OOIOO

***Pronounced "oh-oh-eye-oh-oh," OOIOO follow up their debut album on Kill Rock Stars with the magnificent Feather Float. Yoshimi of Boredoms / Free Kitten on guitar and vocals, Kyoko on guitar and vocals, Maki on bass, and Yoshiko on drums recognize no one musical style but manage to touch on nearly all of them. New wave, no wave, pop, punk, electronic, trance - it swirls organically in every direction. Like the Boredoms, there is a prevalent primal groove reccuring throughout, yet it is so melodic in parts as to be almost accessible (for a Boredoms-related project, that is).

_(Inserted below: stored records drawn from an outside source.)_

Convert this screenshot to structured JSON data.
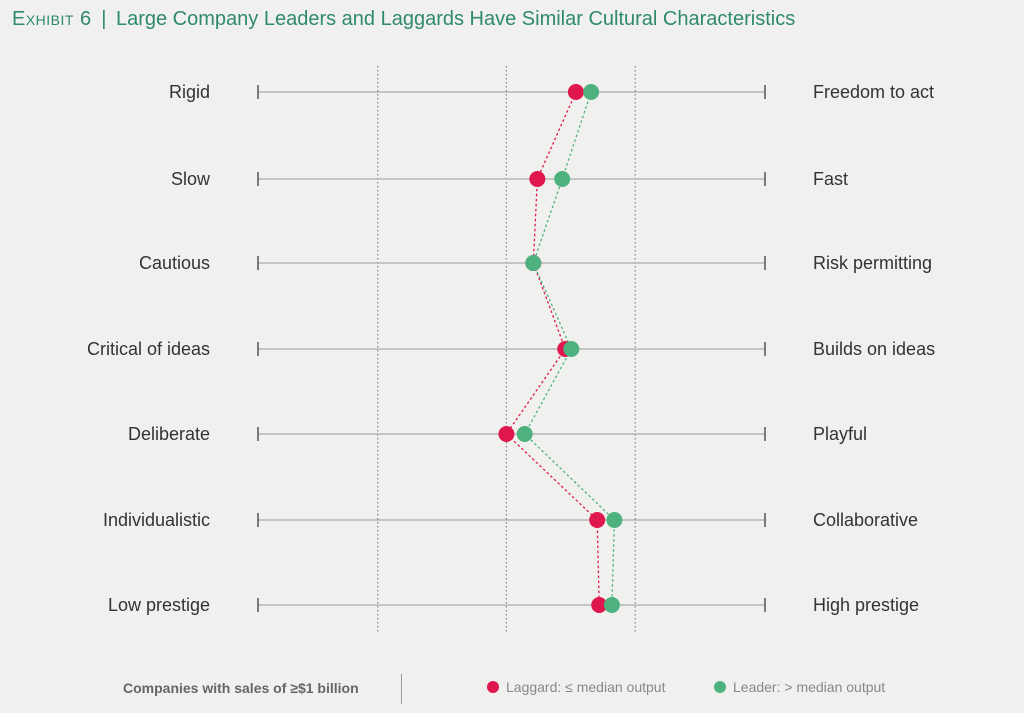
{
  "title": {
    "exhibit": "Exhibit 6",
    "separator": "|",
    "text": "Large Company Leaders and Laggards Have Similar Cultural Characteristics"
  },
  "colors": {
    "laggard": "#e0174f",
    "leader": "#4db27e",
    "title": "#2f8a6a"
  },
  "chart_data": {
    "type": "scatter",
    "rows": [
      {
        "left": "Rigid",
        "right": "Freedom to act"
      },
      {
        "left": "Slow",
        "right": "Fast"
      },
      {
        "left": "Cautious",
        "right": "Risk permitting"
      },
      {
        "left": "Critical of ideas",
        "right": "Builds on ideas"
      },
      {
        "left": "Deliberate",
        "right": "Playful"
      },
      {
        "left": "Individualistic",
        "right": "Collaborative"
      },
      {
        "left": "Low prestige",
        "right": "High prestige"
      }
    ],
    "xlim": [
      0,
      1
    ],
    "reference_lines": [
      0.236,
      0.49,
      0.744
    ],
    "series": [
      {
        "name": "Laggard: ≤ median output",
        "values": [
          0.627,
          0.551,
          0.543,
          0.606,
          0.49,
          0.669,
          0.673
        ]
      },
      {
        "name": "Leader: > median output",
        "values": [
          0.657,
          0.6,
          0.543,
          0.618,
          0.526,
          0.703,
          0.698
        ]
      }
    ],
    "grid": false,
    "legend_position": "bottom"
  },
  "legend": {
    "note": "Companies with sales of ≥$1 billion",
    "laggard_label": "Laggard: ≤ median output",
    "leader_label": "Leader: > median output"
  }
}
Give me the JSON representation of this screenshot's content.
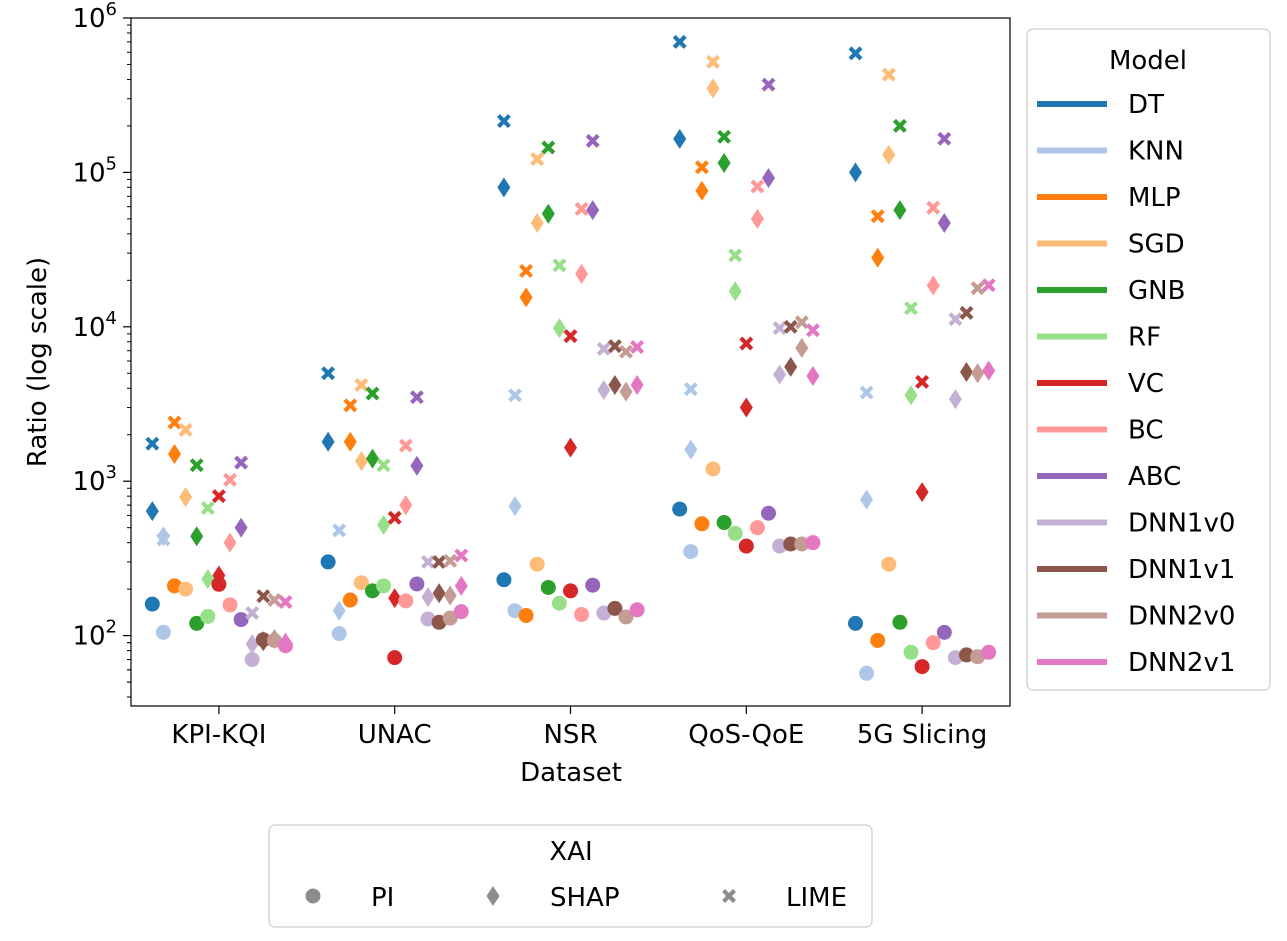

If you want to look at OOIOO for its patterns, you'll find them both in the band's name and in their quirky loops of sound. It's a patchwork, but it's not a Grandma's quilt. It's more like OOIOO set out to make a blanket and ended up with a Juicemaster.É the manic experimentalism of the Boredoms seems to be boxing the avant-grrl relentlessness of Free Kitten. The catch is, neither wins - they just keep slugging away. . . [W]hat sounds like a spoon hitting different sized glasses . . . eventually gets lost behind crazy power chords and general babbling. . . [A] steady bass beat disintegrates beneath what sounds like a theremin being bludgeoned with a balpeen hammer, but then the beat comes back from out of nowhere. It gets even weirder...OOIOO give another face to the kitsch world of Japanese noise rock.